Marist Richmond Brothers

Club information
- Founded: 2000
- Exited: 2005

Former details
- Grounds: Grey Lynn Park; Murray Halberg Park;
- Competition: Auckland Rugby League

Records
- Runners-up: 2003, 2004
- Minor premierships: 2004

= Marist Richmond Brothers =

The Marist Richmond Brothers were a New Zealand rugby league franchise that played in the Bartercard Cup. They were a joint venture between two Auckland Rugby League clubs, the Richmond Bulldogs and the Marist Saints. In 2005 the competition was reorganised and the club, along with the Mt Albert Lions, formed the Auckland Lions. Despite this many former players and the coach instead became involved in the Waitakere Rangers franchise.

==Notable players==

Notable players included: Motu Tony, Misi Taulapapa, Karl Guttenbeil, Marcus Perenara, Tevita Latu, Steve Matai, Jerome Ropati, Paletasala Ale, Evarn Tuimavave, Saia Makisi, Daniel Vasau, Vae Kalolo and Tangi Ropati.

==Results==

The Brothers started the competition poorly, missing the playoffs in the first two years. However they turned things around for 2002 and made the playoffs for the first time. In 2003 they finished third on the table but then went on the qualify for the Grand Final, losing to the Canterbury Bulls. They dominated in 2004, claiming the Minor Premiership but went down to the Mt Albert Lions in the finals. They again missed the playoffs in 2005, their final season in the competition.

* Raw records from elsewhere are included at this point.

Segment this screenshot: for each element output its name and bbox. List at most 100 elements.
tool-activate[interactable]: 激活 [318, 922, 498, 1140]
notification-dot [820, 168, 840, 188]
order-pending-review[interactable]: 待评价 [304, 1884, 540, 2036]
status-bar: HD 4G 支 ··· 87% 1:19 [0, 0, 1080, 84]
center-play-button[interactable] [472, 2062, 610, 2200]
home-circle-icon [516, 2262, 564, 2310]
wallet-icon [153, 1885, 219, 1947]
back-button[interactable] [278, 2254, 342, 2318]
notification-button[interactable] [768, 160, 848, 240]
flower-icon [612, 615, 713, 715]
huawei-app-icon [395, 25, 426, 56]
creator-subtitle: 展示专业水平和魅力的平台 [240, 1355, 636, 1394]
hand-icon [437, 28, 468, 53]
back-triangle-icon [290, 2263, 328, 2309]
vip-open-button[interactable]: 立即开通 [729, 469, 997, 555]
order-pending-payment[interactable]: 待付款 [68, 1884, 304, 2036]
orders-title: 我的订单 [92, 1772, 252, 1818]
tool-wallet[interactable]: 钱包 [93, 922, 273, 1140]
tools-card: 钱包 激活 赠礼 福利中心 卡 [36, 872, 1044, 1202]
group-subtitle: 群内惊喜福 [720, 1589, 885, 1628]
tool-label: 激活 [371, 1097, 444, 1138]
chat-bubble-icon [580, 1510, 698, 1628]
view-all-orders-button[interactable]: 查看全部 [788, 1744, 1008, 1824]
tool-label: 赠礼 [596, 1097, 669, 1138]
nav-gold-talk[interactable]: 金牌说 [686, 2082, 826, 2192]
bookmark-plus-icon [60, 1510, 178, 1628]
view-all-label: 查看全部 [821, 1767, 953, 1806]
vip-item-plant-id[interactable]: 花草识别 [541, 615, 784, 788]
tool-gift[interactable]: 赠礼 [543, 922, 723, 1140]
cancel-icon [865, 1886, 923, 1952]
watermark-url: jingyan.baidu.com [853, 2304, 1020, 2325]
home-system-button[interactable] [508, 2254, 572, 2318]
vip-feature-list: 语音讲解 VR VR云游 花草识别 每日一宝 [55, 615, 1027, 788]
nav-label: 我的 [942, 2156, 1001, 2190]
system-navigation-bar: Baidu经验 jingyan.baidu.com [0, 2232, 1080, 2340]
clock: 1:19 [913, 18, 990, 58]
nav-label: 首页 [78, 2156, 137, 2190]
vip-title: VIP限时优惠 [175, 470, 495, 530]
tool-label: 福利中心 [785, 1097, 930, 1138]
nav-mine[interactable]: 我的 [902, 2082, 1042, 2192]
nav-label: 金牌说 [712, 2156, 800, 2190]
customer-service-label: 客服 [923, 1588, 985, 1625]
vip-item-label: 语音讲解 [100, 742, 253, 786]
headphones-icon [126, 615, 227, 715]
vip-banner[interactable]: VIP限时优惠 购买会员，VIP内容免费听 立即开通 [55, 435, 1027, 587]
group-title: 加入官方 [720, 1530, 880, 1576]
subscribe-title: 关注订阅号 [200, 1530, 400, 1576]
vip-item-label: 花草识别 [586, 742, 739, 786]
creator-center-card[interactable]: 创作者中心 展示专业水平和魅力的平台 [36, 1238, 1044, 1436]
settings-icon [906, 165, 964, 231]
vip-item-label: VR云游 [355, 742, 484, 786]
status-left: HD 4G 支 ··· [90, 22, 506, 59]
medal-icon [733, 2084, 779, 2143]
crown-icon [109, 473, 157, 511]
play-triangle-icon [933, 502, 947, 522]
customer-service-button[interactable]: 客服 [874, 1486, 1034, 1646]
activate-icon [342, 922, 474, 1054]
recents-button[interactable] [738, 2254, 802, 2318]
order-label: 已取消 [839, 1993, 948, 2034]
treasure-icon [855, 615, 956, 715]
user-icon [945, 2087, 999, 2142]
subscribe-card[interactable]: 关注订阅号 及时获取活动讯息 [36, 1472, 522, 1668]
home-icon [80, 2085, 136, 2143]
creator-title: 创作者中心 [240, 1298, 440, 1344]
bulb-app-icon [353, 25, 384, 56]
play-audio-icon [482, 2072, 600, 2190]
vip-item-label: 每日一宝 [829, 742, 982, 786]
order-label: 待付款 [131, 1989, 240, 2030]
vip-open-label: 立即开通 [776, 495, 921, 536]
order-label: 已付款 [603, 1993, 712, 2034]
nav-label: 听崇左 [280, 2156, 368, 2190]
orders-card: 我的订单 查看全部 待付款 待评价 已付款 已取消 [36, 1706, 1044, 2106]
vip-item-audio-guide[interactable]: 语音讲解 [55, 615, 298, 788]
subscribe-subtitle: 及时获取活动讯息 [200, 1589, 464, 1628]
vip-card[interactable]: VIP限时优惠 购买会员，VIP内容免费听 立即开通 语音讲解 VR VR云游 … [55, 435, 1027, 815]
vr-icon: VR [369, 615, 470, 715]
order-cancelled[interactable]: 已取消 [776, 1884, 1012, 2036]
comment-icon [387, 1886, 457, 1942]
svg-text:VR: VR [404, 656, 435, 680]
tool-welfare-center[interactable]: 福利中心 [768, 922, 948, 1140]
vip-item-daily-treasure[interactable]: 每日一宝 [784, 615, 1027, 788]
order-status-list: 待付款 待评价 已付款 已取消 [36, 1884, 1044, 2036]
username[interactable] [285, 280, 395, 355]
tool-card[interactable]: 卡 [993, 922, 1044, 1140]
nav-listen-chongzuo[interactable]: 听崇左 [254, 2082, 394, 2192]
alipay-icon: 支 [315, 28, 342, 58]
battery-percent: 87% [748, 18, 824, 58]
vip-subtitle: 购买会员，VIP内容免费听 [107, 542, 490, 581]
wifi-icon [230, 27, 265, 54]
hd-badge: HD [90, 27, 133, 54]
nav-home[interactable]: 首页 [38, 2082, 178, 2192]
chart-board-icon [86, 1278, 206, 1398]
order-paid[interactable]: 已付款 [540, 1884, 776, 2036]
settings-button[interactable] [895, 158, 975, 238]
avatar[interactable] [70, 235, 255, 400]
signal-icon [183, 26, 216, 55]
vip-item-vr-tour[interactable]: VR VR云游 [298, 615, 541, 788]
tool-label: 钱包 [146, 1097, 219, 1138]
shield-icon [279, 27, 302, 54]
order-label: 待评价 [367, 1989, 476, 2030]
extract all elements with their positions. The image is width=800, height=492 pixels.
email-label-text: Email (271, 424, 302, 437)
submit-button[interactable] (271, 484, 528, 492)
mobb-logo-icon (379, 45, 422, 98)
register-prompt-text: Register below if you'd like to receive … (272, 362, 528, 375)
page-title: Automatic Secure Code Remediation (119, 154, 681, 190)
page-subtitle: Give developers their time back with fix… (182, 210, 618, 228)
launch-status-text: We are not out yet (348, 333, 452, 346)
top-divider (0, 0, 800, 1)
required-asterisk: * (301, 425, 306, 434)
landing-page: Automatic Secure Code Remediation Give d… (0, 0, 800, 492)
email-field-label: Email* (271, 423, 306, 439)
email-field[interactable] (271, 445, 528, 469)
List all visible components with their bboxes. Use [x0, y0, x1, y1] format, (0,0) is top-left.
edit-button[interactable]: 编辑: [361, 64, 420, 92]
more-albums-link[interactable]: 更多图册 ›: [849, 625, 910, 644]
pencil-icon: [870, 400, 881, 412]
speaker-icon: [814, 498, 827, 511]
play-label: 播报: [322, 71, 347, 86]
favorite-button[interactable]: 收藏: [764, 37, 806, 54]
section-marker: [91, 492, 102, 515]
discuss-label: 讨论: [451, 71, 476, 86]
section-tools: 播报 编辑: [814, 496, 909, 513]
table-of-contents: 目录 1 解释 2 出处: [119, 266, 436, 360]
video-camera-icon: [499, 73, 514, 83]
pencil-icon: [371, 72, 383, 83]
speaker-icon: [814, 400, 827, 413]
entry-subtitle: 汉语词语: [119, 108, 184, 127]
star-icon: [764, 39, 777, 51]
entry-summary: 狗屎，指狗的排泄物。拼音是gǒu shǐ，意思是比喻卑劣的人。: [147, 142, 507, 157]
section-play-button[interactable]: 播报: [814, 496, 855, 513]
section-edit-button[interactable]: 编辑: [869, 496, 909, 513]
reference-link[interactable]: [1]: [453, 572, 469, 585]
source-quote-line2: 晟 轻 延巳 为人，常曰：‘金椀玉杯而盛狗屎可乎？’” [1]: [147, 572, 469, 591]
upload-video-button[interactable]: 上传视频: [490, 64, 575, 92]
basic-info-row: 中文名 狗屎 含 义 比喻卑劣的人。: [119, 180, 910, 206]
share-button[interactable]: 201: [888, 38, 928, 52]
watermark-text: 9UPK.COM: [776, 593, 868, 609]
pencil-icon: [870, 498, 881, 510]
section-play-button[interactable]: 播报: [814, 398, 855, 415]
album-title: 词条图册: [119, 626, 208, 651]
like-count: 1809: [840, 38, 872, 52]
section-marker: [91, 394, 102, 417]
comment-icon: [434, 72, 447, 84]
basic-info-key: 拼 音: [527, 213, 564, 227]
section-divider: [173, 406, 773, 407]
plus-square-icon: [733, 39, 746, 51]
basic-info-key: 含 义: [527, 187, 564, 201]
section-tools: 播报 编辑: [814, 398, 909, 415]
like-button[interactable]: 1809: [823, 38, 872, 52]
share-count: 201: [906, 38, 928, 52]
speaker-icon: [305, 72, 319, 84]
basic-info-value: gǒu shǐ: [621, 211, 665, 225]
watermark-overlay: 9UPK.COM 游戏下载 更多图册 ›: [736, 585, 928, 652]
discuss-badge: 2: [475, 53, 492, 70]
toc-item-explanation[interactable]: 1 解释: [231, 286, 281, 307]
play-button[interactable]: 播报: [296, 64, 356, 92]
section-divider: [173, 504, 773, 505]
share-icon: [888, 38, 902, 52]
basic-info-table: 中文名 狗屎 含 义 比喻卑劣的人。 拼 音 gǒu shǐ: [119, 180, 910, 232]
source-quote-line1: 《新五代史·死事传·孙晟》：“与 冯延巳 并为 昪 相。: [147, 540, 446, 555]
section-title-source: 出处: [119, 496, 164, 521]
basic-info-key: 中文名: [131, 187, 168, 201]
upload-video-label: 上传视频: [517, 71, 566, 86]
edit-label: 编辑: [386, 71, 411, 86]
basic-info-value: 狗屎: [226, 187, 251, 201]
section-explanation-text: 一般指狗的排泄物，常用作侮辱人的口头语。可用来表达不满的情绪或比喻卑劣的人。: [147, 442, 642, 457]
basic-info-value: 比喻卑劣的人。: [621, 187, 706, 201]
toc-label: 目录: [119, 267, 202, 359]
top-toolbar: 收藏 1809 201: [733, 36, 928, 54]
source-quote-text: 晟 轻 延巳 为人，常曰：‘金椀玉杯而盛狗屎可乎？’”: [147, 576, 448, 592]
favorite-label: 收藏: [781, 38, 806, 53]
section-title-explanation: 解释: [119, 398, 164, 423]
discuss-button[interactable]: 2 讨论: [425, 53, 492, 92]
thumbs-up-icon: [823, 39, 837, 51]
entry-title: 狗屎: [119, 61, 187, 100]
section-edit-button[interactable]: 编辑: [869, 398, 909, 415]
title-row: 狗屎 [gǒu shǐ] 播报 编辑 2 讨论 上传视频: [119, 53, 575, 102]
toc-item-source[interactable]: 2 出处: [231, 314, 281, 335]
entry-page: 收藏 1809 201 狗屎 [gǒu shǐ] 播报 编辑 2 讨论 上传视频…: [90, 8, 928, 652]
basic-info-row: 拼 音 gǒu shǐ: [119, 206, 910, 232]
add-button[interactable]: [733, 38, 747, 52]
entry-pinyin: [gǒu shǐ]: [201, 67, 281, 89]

| Season | Pld | W | D | L | PF | PA | PD | Pts | Position (Teams) | Finals |
|---|---|---|---|---|---|---|---|---|---|---|
| 2000 | 22 | 9 | 0 | 13 | 558 | 707 | -149 | 18 | Ninth (Twelve)) | N/A |
| 2001 | 21 | 8 | 2 | 11 | 675 | 595 | 80 | 20* | Eighth (Twelve) | N/A |
| 2002 | 16 | 9 | 1 | 6 | 581 | 449 | 132 | 19 | Fifth (Twelve) | Lost Elimination Semifinal |
| 2003 | 16 | 12 | 1 | 3 | 627 | 406 | 221 | 25 | Third (Twelve) | Lost Grand Final |
| 2004 | 16 | 13 | 1 | 2 | 500 | 306 | 194 | 27 | Minor Premiers (Twelve) | Lost Grand Final |
| 2005 | 16 | 8 | 2 | 6 | 399 | 387 | 12 | 18 | Seventh (Twelve) | N/A |

- Two points for a bye awarded as the Ngongotaha Chiefs left the competition.